小鳥の囀る天気の良い日に杏寿郎は着物で席に着いていた。


「杏寿郎、お前なら大丈夫だろうが、失礼のないようにな」


「勿論です父上」


そう返事をした時であった。料亭の女将が「失礼します」と扉を開けた。



「帳様のお見えです」



すす、と鶴が描かれた襖が開かれると着物を着た男性と振袖を着た若い女が現れた。


菊の花が漫勉刺繍された京紫色の振袖を着た凛とした女性であった。まるでその佇まいは杏寿郎の母そっくりである。

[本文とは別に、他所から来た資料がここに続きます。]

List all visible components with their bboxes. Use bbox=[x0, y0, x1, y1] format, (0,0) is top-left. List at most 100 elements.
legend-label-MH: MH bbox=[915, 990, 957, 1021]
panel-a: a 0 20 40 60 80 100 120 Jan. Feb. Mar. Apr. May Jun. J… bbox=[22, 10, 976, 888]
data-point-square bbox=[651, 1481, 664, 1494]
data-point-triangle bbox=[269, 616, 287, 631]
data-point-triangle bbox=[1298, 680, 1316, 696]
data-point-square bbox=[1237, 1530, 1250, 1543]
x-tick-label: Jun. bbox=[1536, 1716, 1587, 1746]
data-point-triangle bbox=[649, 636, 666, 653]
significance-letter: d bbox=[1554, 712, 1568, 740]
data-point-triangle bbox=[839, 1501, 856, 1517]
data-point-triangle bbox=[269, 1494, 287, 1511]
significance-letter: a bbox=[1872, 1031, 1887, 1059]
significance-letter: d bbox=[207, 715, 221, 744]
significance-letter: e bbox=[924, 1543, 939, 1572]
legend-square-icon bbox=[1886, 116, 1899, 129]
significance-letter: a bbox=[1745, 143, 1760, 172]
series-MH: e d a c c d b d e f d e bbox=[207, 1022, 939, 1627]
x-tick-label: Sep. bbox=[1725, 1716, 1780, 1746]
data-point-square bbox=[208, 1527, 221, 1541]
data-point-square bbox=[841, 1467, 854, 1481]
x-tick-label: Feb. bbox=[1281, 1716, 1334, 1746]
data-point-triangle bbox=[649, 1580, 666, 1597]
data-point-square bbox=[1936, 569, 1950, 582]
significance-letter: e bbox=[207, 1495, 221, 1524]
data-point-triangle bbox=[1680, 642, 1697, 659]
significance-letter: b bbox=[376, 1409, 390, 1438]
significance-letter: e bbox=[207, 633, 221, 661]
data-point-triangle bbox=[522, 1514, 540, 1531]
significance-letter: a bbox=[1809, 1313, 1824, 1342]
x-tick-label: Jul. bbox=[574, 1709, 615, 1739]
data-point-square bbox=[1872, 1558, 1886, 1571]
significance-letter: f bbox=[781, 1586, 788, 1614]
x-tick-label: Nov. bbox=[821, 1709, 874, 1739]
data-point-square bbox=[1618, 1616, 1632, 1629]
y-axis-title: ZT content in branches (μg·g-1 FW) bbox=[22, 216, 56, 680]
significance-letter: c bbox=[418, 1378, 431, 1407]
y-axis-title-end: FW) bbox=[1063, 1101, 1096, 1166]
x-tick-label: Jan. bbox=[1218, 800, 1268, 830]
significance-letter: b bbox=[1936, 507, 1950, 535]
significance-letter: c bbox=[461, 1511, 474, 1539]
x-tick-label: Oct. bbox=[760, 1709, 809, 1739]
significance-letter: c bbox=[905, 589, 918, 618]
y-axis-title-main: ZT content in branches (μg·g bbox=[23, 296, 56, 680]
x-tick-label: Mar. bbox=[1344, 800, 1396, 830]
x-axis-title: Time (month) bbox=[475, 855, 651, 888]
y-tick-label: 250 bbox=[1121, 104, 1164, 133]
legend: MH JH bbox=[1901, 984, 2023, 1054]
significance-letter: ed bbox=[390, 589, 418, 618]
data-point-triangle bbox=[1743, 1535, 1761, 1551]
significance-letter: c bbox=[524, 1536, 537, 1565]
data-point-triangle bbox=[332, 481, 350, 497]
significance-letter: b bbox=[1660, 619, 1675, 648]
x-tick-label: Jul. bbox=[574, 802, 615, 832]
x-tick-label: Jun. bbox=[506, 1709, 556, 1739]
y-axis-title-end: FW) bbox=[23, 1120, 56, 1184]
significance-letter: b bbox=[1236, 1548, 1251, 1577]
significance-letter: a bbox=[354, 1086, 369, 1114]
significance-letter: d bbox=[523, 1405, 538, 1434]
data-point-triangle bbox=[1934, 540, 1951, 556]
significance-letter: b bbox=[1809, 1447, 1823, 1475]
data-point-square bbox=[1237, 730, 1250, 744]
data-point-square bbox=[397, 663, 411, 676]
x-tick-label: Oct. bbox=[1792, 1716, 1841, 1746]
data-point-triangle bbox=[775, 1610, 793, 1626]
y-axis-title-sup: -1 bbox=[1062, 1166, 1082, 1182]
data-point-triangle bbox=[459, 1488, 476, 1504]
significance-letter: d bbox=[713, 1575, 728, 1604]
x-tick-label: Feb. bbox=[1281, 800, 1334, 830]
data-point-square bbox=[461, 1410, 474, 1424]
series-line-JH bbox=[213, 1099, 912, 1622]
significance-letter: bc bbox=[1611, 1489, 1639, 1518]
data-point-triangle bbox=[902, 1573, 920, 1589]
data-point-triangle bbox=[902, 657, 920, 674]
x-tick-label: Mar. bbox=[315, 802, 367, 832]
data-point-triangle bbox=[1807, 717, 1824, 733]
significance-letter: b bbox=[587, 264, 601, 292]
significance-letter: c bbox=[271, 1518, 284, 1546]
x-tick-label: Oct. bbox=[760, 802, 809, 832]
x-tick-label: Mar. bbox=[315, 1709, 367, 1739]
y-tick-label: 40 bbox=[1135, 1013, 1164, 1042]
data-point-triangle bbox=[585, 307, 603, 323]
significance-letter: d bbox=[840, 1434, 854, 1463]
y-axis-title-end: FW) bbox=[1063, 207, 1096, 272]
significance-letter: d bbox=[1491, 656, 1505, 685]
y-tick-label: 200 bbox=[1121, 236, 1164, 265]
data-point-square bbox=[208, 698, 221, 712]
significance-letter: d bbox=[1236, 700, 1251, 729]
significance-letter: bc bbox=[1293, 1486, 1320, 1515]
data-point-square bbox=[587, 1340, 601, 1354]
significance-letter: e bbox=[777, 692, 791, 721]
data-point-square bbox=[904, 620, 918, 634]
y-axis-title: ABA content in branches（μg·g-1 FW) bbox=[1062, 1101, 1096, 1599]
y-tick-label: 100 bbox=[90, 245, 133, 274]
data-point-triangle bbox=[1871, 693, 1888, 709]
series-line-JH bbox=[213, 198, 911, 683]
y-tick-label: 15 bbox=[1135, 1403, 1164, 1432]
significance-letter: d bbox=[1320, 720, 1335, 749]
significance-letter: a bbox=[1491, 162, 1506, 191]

父と帳は懐かしの挨拶を交わすと、杏寿郎の番となった。



「煉獄杏寿郎と申します。本日はどうぞよろしくお願い致します」



深々と頭を下げると帳は「昔の槇寿郎によく似ているではないか」と微笑んだ。



「帳藤子と申します。本日はよろしくお願い致します」



静かにお辞儀をする藤子は昔ながらの美人であった。色白の肌に細めの瞳。小さな唇には紅が引かれている。


それからすぐに帳と父は部屋を後にした。なんでも「後は若い二人で」とのことであるらしい。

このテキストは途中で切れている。